Puritan Board Freshman
Right, but that is reasoning based upon feeling and opinion, not on accurate reading of the text. That's why I need the Hebrew terminology to back up what the Bible says.
 

moral necessity

Puritan Board Junior
When scripture describes God with words we can understand, it uses a masculine term. It calls him Father, not mother. The Word became flesh as a man, not a woman. So, if scripture refers to God as "he", as a masculine word form, who are we to make it into a feminine or a neuter word form. I'm not much of a Hebrew or Greek scholar, but I don't think you'll need to be in order to win this point. To me, if one is inclined to refer to God as "she", then they are doing something that Christ himself did not do, (nor anyone else in all of scripture), Jn.15:10 - "If you keep my commandments, you will abide in my love, just as I have kept my Father's commandments and abide in his love." I would present that point with gentleness and see what she says.
 

Davidius

Puritan Board Post-Graduate
God is neither male or female. God is God. He is lofty and high above. Like no other. Is God a man that He should repent? God is masculine, but He's not a man. :2cents:

Good point. The divine nature has no body. Authority is the main characteristic of masculinity.
 

Grymir

Puritan Board Graduate
Hi SueS. Here is a link with the Hebrew word he looked up

Strong's Hebrew Lexicon Search Results

Some of the problems arise because it can in certain situations be translated 'her' or 'it'. That is why certain people try and use her for he when refering to God. But don't let that confound you... God is neither male nor female...And a person doing this (Her) was/is a feminist, and they have authority issues and don't want to do the submitting part. So if God is a she...well, you are seeing the results before your eyes. Good Luck and Keep Up the Good Fight.
 

DMcFadden

Puritanboard Commissioner
Part of the issue relates to the difference between analogical and metaphorical language.
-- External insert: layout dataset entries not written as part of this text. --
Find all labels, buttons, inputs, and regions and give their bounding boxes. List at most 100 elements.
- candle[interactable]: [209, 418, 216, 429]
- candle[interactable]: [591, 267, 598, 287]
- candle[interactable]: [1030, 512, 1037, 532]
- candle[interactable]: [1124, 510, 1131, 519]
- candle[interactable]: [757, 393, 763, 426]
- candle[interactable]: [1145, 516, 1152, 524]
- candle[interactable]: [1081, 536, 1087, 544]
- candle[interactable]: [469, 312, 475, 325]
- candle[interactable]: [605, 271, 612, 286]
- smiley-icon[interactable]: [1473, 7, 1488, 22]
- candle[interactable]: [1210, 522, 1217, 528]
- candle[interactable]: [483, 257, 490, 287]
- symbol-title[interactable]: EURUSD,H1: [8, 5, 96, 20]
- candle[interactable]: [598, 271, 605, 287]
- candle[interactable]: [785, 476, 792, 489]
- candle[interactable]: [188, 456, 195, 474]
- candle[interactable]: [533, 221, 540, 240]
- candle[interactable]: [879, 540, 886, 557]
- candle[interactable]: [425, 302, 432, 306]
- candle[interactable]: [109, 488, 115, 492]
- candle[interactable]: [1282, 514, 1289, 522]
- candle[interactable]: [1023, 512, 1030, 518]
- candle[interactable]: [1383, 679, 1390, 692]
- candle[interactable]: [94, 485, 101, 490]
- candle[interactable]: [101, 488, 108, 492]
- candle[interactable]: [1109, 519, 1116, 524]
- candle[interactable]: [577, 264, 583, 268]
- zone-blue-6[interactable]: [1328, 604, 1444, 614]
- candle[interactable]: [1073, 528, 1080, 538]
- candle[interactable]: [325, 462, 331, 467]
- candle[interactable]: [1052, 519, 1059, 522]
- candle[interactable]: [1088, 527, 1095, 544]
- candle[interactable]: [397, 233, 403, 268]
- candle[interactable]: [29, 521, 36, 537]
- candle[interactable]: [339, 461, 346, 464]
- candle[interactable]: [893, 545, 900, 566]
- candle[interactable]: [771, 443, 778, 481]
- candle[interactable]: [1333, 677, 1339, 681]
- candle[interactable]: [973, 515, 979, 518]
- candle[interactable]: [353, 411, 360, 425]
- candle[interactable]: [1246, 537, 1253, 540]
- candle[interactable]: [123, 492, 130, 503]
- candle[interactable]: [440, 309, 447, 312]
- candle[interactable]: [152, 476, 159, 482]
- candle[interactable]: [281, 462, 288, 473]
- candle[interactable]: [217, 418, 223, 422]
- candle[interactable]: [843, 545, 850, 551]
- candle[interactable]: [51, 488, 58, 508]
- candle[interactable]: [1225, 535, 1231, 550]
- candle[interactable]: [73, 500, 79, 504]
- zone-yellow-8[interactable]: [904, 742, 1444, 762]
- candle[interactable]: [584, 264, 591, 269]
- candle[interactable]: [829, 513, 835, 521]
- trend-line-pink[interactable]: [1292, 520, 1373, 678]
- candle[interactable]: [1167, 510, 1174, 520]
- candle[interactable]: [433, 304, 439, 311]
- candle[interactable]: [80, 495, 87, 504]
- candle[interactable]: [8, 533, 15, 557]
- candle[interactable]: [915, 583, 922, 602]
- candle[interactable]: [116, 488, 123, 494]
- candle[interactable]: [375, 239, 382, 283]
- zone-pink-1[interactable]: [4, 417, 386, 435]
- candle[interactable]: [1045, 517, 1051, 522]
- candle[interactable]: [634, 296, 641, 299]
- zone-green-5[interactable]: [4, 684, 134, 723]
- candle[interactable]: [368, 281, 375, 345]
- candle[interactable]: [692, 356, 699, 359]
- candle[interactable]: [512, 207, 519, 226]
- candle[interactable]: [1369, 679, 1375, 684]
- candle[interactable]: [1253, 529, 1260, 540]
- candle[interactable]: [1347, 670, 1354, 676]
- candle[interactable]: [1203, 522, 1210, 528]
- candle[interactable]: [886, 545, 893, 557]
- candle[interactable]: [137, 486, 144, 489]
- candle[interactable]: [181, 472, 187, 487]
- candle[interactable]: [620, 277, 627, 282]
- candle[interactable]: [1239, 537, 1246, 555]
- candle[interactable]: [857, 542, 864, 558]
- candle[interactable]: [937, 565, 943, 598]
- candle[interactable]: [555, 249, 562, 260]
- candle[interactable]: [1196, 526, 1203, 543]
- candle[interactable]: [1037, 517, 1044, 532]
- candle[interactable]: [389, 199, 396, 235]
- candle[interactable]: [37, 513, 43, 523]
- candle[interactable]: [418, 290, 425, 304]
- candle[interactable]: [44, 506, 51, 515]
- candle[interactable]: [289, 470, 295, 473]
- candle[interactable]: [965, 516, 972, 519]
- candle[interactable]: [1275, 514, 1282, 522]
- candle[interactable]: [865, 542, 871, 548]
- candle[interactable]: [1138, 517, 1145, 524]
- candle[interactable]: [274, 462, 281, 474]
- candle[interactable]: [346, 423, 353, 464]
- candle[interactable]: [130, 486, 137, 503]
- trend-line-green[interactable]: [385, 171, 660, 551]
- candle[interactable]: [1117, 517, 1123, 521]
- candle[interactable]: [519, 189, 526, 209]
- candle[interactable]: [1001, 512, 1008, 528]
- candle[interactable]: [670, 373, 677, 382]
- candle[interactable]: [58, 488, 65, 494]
We say that God is a rock, a fortress, a deliverer. But, nobody I know thinks that God is actually composed of granite. When his care is likened to a mother hen, we do not anticipate that he is a holy chicken (no blasphemy intended).

The use of the language of "father," however, moves from the metaphorical to the analogical. There is something about God that we cannot understand apart from the concept of "father." It is not, as Freud alleged, that we project our father images and create our deity. Rather, because God is our Father, he has graciously condescended to give us fathers from whom we may learn and understand some things about his nature.

In the creation account, we are told that God created us in his image. Then it specifies that this is found in our maleness and femaleness. The bipolarity of the sexes somehow partakes of the image of God in a way that nothing else does. That does NOT (contrary to the professors at my alma mater) give us permission to revise the revealed language given to us by our Lord Jesus Christ, who taught us to pray "Our Father . . ."
 

SueS

Puritan Board Freshman
Thanks, everyone, for your replies. I have found lately that every time a controversy like this comes up it sends me to my Bible and handy-dandy Strongs to research it so as to understand and refute it better. You folks are an added dimension to this as I can pick your brains as well - it keeps me from having to constantly bother my pastor - he's extremely busy these days with a new baby in the house and trying to write his doctoral dissertation on top of his regular church duties. Thanks again!!